Medical language models (LMs) can memorize and reproduce protected health information, but privacy evaluations often focus on recovery of training text rather than disclosure under realistic threat models. We introduce a clinically grounded framework that evaluates leakage along a graded axis of adversarial access, ranging from publicly inferable demographics to leaked note fragments. At each tier, we measure verbatim memorization of patient-specific text and semantic leakage of sensitive diagnoses. Applying the framework to an LM pretrained on 378k clinical notes, we find that routine encounter metadata (i.e. name, date of birth, provider, practice, visit date) elicits high rates of verbatim memorization across a patient's timeline and sensitive-diagnosis recovery (AUROC 0.91 for abortion, 0.81 for HIV). At the same time, exact-match memorization can overstate disclosure: 36% of memorized tokens reflect templated documentation. Our work highlights the risks of training on longitudinal clinical data, providing a practical framework for contextual privacy evaluation of medical LMs.

Editorial analysis

A structured set of objections, weighed in public.

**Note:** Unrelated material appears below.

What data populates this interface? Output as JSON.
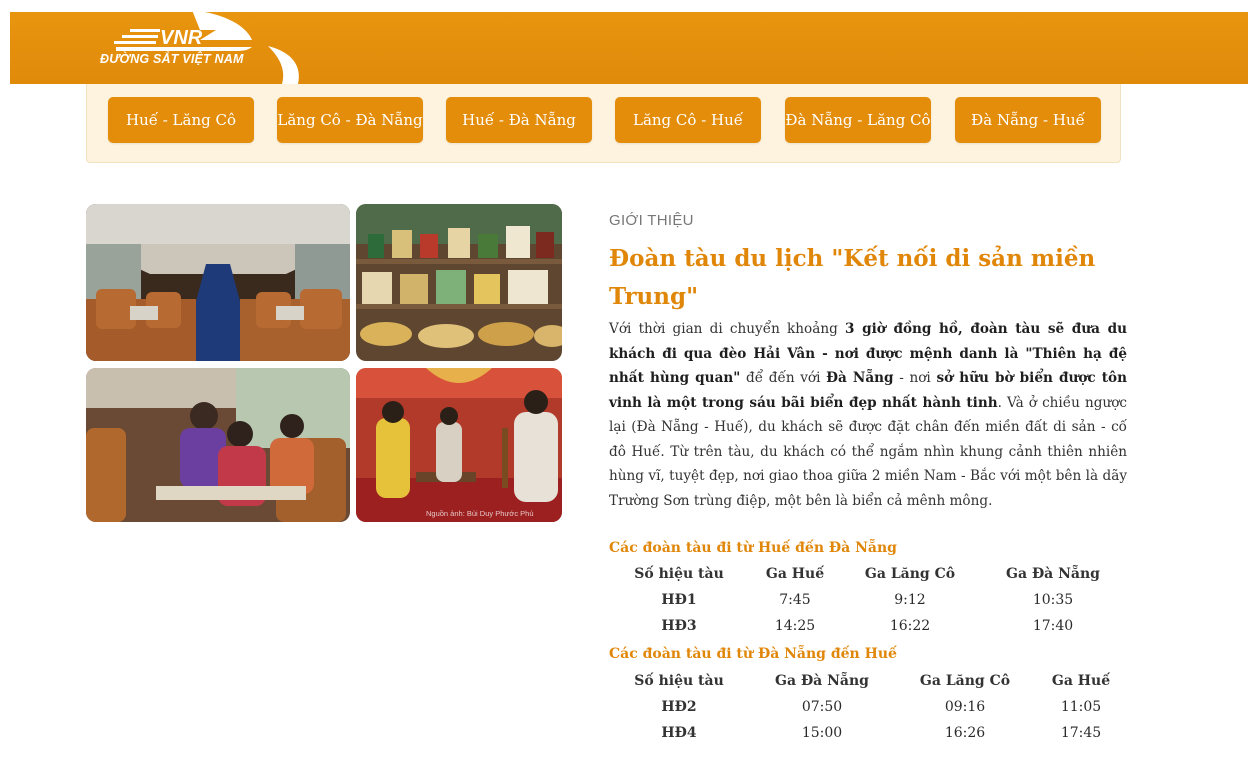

Desk editor's note, referee report, simulated authors' rebuttal, and a circularity audit. Tearing a paper down is the easy half of reading it; the pith above is the substance, this is the friction.

Desk Editor's Note private letter to a colleague

This paper gives a graded privacy eval framework for medical LMs and shows metadata can drive high leakage plus a useful note on templated tokens.

read the letter

The main point is a new graded framework that tests privacy leakage in medical LMs along tiers of adversarial access, from basic demographics to note fragments, while tracking both verbatim memorization and semantic recovery of sensitive diagnoses.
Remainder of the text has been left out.